А говорили, что при смерти…
…не похоже.
Побитый, конечно, и шрамы эти, о которых супруга Йена отзывалась с притворным ужасом, хотя сама-то не видела, но ей рассказывала супруга доктора, а той в свою очередь…
…бабы…
…держали бы язык за зубами, глядишь, и обошлось бы.
…может, и обойдется?
Пес не похож на тех, кто спокойно отдаст свое. А альву он наверняка полагал своей.
— И не человек, — задумчиво повторил шериф. — Однако… вы должны понять… этот город… довольно-таки своеобразное местечко… нет, не в том плане, что от других городков отличается, но… люди тут живут… давно живут… веками… мой прадед сюда из-за гор переехал, а меня до сих пор считают чужаком. Нет, своим, но все равно чужаком. Так и называют, Йен Чужак… память у них долгая.
— И что?
Он и вправду не понимал, этот пес, а Йен не умел объяснить, у него никогда-то толком не получалось со словами управляться. И вроде бы говорил он, как иные говорят, а все ж криво выходило. И ныне, отставив опустевший стакан — а супруга вновь станет пенять, что выпимши вернулся, не потому, что и вправду злится, нет, Йен всегда меру знает, но положено ей пенять за выпивку — произнес.
— Они ей не простят.
— Чего?
— Войны. Чисток. У старухи Шеннон трое сыновей погибли, а мужа она еще когда схоронила, и осталась теперь одна. Тата Киршем потеряла мужа, а детей у нее пятеро… и муженек ее приходился Вишманам племянником, а Вишманов всем семейством в лагерь отправили… Тайворы невестки лишились, которую тоже… на четверть крови из ваших была… а ведь свадьбу только-только отыграли, хорошо, детишек нажить не успели. У Гирвоф — половина семьи в лагеря ушла, а вторая — на фронт… остались бабы одни…

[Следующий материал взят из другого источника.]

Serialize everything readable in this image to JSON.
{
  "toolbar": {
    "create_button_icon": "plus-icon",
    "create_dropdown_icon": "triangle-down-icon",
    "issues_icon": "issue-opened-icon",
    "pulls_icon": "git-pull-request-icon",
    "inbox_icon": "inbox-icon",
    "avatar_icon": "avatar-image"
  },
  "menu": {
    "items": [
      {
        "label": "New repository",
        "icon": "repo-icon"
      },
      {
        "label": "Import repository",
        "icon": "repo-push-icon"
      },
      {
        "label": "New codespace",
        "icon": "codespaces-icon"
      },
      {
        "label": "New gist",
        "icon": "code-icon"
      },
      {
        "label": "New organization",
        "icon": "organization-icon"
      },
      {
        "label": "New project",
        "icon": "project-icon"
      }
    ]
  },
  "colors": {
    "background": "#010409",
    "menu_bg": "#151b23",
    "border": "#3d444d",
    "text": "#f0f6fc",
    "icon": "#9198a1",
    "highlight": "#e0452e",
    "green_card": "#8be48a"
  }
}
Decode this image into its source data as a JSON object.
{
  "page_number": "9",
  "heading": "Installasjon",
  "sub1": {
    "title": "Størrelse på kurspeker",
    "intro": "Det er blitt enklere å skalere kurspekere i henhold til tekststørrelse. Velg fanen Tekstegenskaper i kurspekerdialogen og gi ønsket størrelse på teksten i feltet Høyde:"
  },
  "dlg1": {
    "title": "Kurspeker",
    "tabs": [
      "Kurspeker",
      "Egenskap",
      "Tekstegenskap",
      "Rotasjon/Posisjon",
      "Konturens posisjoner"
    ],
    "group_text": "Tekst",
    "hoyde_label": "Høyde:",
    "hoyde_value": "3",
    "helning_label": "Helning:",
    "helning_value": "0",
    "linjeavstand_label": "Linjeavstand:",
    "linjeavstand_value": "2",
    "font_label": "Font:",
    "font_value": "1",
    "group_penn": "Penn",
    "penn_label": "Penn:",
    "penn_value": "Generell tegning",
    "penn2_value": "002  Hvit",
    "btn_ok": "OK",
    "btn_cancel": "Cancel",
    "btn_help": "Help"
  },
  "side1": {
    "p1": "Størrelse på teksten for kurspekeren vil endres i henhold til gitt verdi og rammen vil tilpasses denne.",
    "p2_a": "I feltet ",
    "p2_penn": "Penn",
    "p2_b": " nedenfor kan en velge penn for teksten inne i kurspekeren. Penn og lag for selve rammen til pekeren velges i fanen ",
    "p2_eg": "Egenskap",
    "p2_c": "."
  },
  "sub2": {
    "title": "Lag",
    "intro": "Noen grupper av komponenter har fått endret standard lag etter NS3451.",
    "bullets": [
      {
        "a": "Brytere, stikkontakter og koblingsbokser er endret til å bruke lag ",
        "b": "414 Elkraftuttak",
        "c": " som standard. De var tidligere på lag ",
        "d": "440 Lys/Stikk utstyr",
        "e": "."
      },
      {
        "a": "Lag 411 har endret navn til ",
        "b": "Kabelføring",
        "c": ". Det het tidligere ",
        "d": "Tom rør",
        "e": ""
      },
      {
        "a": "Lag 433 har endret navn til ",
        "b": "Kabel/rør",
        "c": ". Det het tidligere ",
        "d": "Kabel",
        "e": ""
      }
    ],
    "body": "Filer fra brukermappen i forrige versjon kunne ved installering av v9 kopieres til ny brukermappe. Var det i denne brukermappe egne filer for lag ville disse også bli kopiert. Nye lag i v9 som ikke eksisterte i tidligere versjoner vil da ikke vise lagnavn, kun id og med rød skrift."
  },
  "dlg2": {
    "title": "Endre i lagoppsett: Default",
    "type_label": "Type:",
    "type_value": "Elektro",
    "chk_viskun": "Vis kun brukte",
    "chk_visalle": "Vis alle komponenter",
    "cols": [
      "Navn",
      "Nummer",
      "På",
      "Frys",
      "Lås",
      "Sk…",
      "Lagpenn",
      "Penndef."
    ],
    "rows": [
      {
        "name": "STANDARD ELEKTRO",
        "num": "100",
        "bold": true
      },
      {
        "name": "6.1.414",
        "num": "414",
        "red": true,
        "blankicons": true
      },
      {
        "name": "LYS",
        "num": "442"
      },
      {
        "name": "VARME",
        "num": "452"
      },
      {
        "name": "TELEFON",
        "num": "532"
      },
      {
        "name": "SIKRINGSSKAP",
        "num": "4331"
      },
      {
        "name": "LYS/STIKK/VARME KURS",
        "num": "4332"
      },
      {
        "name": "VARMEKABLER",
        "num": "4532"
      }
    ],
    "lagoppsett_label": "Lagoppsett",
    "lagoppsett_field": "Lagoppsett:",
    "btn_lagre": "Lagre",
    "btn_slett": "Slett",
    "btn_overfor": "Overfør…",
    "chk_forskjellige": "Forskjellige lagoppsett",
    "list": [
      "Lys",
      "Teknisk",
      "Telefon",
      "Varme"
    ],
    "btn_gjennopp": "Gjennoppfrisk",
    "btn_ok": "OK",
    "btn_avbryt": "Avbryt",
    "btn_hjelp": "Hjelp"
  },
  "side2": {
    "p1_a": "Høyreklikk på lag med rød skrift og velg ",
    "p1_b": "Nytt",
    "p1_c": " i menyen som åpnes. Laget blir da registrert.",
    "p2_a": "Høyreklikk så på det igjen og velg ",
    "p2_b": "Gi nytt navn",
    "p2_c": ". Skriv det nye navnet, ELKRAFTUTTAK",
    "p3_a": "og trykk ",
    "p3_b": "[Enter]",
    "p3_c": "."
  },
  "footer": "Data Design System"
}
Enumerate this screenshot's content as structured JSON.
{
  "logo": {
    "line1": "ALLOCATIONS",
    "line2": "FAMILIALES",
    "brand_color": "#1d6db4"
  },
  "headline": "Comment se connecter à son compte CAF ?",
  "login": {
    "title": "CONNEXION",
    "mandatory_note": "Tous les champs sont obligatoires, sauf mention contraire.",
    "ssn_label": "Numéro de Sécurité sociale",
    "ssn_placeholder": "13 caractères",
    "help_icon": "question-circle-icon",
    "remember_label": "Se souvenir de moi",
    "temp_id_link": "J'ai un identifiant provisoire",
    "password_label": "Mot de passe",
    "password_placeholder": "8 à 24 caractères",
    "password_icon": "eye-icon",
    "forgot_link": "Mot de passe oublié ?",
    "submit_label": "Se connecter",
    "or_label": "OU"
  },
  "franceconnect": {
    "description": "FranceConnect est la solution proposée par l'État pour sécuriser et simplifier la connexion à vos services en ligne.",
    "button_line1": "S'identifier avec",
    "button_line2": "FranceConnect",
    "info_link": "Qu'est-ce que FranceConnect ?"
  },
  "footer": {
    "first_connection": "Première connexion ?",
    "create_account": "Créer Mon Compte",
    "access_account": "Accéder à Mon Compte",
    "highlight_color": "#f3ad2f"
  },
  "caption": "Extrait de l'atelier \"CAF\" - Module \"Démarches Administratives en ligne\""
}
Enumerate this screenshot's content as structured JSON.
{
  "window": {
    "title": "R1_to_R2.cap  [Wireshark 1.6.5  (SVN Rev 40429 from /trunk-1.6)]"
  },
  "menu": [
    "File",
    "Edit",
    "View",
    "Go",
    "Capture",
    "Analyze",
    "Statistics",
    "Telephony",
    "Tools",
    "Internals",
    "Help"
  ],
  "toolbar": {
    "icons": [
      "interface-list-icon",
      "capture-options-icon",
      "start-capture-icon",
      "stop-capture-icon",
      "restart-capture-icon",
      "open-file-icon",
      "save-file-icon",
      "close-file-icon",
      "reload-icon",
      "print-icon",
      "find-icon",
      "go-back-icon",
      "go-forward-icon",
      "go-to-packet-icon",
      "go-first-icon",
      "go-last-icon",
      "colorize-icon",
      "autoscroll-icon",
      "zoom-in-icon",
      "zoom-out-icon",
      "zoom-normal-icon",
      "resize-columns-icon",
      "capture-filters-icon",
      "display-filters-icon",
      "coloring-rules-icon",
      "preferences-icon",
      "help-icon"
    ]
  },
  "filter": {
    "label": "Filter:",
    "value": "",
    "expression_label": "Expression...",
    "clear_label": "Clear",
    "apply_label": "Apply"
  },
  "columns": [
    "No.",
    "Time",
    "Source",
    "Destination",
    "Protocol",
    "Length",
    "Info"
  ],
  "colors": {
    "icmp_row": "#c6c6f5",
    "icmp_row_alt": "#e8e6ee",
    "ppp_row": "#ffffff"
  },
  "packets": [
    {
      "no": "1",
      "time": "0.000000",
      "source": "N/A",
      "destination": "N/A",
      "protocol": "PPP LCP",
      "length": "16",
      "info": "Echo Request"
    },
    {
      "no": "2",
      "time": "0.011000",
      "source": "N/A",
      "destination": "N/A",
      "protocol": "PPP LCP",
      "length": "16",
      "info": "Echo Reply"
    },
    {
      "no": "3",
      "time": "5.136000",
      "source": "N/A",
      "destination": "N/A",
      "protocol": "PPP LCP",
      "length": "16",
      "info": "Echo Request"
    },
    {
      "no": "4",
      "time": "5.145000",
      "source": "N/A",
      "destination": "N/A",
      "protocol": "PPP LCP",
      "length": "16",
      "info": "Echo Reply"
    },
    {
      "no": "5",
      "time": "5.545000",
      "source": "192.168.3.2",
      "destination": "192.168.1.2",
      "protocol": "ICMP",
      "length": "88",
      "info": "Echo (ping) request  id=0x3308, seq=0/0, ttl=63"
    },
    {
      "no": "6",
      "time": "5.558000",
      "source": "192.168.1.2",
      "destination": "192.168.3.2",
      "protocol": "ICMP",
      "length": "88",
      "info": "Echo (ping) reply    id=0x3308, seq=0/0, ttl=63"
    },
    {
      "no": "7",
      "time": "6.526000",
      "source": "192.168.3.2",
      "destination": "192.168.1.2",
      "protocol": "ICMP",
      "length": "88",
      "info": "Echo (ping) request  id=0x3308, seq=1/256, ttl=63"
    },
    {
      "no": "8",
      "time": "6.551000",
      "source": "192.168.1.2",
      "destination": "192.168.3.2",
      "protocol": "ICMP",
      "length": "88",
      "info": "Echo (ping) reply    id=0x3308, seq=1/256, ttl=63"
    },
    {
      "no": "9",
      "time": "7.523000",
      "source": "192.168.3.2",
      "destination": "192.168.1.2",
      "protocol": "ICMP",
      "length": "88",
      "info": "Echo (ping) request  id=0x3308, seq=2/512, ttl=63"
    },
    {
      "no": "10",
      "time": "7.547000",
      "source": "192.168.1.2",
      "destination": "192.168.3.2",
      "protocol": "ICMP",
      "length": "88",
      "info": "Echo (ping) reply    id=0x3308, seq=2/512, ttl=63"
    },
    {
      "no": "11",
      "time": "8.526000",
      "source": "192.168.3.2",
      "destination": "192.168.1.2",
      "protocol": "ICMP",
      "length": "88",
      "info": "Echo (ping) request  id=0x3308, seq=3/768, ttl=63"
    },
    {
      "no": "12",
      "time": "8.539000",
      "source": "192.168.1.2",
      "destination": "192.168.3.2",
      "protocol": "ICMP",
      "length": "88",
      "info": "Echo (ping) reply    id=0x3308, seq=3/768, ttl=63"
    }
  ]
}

Йен замолчал, позволяя псу самому додумать, но думать тот не желал. Хмыкнул, щелкнул когтем по стеклу и произнес:
— Ей ведь тоже досталось.
— Знаю. И понимаю. Только и ты пойми, что им… им нужен кто-то, кого можно обвинить, — шериф поднялся. Он был нескладен и когда-то смущался этой нескладности, что худобы, что чрезмерно длинных ног, что столь же длинных рук, которыми он размахивал, то и дело задевая мебель.
Но те времена прошли.
— Ее? — хмуро поинтересовался пес.
— А хоть бы и ее. И да, лично она ни в чем не виновата. Но она альва. А они — люди, которые только-только начали отходить от войны. Они еще ненавидят. И эта ненависть лишит их разума.
— И что вы предлагаете? — пес скрестил руки на груди, наблюдая за гостем.
— Отдайте альву. В мэрии устроят суд и…
— И приговорят к смерти.
— Допустим… — об этой части дела шериф старался не думать.
— Приговорят, — уверенно заключил пес. — И повесят. Думаю, на площади, чтобы все обиженные смогли прийти и поглазеть, как вершится справедливость.
— Пусть так, — Йен задел локтем высокий кувшин, который едва не слетел со столика, но Йен успел его поймать. — Пусть так, — повторил он гораздо тише. — Но это цена спокойствия.
— Вашего?
— И вашего. Их спокойствия. Думаете, мне все равно? Нет. Я знал эту девчонку и ее родителей, как знаю каждого жителя в этом треклятом городке. И знаю, что они так просто не отступят. Я не хочу, чтобы эти жители пришли сюда сами, за собственной справедливостью, поскольку тогда или ваш замечательный дом вспыхнет… или вам придется убивать их.
Йен выдохнул.
— И вы пытаетесь откупиться?
— Я пытаюсь найти хоть какой-то выход. Одна жизнь против многих. Простая арифметика.
— Хреновая у тебя арифметика, шериф, но за предупреждение спасибо.
— Не отдашь?
— Не отдам.
— Мэр…
— Срать на мэра…
— И на людей?
— На них тем более срать. Если им, чтобы почувствовать себя легче, надо кого-то повесить, то… в жопу таких людей. И да, убивать я буду. И уж поверьте, совесть меня не замучает.
— Совесть… — хмыкнул Йен Маккастер. — Порой я думаю, что совесть — это такая фантазия…
От шерифа в кабинете остался пустой стакан и терпкий запах табака на подлокотниках кресла. Райдо присел у этого кресла на корточки и подлокотники обнюхал.
— Еще лизните, — Нат стуком в дверь себя не обременял.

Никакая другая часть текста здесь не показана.